MEMPHIS, Tenn. (KDVR) — FOX31 and Channel 2 have officially sold out of tickets for the St. Jude Dream Home giveaway. With each $100 ticket sold, viewers like you helped raise $2.4 million towards St. Jude’s mission, this year alone.

In the last 13 years, Denver raised more than $16.6 million for St. Jude with the Dream Home Giveaway tickets.

FOX31’s Nicole Fierro took a trip to St. Jude’s campus in Memphis, Tennessee to learn firsthand what that money is funding, not just for children but for St. Jude survivors who are now adults. 

Revisiting the hospital where you fought for your life against cancer could be a scary experience. However, former St. Jude patient Bess said the opposite.

When Bess was 11 years old, she noticed a lump on her clavicle. After visiting numerous doctors, a biopsy was done revealing cancer.

“It was tumors inside, blood vessels inside the bone, and I had over 30 tumors,” Bess said. “I’m one in 10 cases all over the world.”

Bess was immediately sent to St. Jude in Memphis. Upon arrival, she began what would be a 2-and-a-half-year chemotherapy treatment plan. Along with the chemotherapy, Bess received radiation treatments as needed.

“When I was done here in 2003, I actually got homesick and I was trying to figure out how to get back here just to see it and be in Memphis,” Bess said.

Bess found more than one way to get back to St. Jude. For starters, she moved back to Memphis to work on campus, finding herself among quite a few other survivors.

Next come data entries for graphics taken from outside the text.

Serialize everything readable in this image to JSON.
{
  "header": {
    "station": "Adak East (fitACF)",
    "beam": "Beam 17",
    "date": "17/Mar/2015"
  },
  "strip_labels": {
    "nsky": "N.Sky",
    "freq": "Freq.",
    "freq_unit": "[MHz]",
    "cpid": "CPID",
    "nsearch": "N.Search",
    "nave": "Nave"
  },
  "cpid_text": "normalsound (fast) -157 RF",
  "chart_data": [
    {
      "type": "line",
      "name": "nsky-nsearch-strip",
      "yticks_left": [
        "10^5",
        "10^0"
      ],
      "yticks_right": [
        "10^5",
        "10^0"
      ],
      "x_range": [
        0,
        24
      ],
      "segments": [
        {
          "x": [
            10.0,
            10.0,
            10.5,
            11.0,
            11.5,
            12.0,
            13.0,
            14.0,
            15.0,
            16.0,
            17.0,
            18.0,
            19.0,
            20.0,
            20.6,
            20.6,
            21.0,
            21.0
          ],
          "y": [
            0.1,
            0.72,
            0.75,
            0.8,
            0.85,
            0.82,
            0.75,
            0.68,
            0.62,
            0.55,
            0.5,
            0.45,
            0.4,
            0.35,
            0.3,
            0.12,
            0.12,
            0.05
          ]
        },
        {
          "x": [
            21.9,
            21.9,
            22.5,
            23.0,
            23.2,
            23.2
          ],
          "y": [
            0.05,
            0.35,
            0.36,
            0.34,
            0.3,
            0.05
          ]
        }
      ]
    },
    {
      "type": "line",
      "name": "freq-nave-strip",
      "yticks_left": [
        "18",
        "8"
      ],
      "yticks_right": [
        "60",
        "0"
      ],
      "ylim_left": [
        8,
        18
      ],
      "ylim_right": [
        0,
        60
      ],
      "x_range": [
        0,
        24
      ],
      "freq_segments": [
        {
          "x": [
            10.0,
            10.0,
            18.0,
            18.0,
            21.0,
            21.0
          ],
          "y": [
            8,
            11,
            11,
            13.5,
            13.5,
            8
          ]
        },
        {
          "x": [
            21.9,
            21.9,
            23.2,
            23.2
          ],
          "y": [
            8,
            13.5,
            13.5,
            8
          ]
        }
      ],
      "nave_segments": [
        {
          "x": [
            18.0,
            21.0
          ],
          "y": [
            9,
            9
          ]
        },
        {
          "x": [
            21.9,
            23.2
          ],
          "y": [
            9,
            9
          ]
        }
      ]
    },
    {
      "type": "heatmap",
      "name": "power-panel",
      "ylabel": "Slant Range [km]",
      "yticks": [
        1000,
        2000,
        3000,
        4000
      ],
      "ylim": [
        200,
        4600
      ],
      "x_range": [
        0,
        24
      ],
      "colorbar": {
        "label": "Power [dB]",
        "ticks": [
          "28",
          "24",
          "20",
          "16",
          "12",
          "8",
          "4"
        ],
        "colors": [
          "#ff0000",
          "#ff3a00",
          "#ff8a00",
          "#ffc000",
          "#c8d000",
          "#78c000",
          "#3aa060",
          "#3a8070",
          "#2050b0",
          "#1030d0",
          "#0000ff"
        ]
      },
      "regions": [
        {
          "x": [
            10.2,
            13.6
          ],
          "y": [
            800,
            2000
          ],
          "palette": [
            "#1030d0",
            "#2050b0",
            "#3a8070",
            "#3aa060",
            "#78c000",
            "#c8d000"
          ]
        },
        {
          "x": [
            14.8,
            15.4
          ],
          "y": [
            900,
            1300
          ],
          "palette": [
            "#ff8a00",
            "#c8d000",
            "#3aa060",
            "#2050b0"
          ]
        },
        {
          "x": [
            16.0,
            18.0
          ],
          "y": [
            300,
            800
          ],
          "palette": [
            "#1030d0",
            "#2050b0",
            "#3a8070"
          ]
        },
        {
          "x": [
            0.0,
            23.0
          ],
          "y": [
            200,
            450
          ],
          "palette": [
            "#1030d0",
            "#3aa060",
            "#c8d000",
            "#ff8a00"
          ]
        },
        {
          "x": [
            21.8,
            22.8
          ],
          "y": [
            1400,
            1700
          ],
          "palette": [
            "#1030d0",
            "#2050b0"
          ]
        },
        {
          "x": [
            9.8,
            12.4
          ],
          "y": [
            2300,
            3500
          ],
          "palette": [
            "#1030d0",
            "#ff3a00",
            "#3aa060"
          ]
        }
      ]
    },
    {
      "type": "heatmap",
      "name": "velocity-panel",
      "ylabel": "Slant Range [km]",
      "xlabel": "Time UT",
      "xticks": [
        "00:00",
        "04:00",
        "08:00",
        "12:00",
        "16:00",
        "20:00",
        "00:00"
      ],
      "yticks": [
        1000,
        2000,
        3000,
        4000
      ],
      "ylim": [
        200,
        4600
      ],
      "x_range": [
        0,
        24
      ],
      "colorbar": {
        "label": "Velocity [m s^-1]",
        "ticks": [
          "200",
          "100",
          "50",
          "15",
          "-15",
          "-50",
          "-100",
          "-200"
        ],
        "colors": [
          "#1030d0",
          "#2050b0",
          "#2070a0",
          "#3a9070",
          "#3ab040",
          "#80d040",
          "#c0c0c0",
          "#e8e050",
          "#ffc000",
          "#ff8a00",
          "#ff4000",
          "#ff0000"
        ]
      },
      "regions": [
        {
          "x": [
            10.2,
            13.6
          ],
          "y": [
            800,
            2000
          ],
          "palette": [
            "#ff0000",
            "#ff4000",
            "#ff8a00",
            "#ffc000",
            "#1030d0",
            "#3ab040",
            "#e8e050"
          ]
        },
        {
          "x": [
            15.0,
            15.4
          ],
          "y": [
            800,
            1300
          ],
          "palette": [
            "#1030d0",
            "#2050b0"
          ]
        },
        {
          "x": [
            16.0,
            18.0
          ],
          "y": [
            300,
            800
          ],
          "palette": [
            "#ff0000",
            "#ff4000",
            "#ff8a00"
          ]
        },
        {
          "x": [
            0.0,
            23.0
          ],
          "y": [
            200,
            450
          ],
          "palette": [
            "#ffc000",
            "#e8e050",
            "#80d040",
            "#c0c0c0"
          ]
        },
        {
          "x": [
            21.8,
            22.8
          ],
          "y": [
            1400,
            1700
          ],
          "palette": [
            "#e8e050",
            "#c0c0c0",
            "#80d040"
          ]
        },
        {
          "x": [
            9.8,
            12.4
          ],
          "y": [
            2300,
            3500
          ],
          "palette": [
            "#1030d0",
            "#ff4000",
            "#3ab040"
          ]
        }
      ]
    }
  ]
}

“I think there’s over 20 of us that work at ALSAC alone,” Bess said. “Then we have some nurses and doctors that are former patients as well, and researchers. We see what St. Jude did for us and what the donors have done for us, so now we want to give back to the kids.”

Beyond working on campus, Bess is also able to help influence the way treatments are done.

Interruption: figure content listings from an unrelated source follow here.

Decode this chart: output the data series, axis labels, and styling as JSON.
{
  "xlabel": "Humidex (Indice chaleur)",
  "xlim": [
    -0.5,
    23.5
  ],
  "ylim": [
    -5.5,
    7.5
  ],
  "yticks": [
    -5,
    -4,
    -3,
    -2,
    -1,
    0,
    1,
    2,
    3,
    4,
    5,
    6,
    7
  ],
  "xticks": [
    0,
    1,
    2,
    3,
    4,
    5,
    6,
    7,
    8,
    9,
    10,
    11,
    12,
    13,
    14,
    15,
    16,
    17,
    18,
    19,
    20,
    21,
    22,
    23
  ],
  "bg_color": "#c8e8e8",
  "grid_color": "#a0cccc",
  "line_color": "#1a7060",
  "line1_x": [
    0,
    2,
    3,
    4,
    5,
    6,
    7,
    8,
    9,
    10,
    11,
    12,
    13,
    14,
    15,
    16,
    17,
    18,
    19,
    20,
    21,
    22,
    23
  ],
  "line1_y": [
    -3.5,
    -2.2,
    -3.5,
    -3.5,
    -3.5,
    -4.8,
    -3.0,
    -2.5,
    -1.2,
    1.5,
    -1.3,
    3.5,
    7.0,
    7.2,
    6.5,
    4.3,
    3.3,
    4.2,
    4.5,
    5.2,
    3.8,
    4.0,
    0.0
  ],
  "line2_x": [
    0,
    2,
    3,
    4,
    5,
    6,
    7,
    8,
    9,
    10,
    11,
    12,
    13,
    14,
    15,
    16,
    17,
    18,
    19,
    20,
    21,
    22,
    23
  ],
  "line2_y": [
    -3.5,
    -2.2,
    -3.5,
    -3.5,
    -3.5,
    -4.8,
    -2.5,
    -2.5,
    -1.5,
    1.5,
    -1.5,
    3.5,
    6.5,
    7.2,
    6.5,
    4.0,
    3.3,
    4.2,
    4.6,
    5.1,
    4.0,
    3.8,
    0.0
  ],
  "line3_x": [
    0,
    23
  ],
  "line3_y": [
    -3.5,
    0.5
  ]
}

“One of the big things that they started in 2008 was called the St. Jude Life Study, where they want to see what is happening to us, to either change protocols for the patients now or just to tell us what doctors we might want to see in the near future,” Bess said. 

Bess said the follow-up visits have helped her learn a lot about her body. 

“I’m only 40 and I’ve already had a colonoscopy and found out I had precancerous polyps,” she said. “If it wasn’t for them, I might have colon cancer now. So, we are always a patient here.”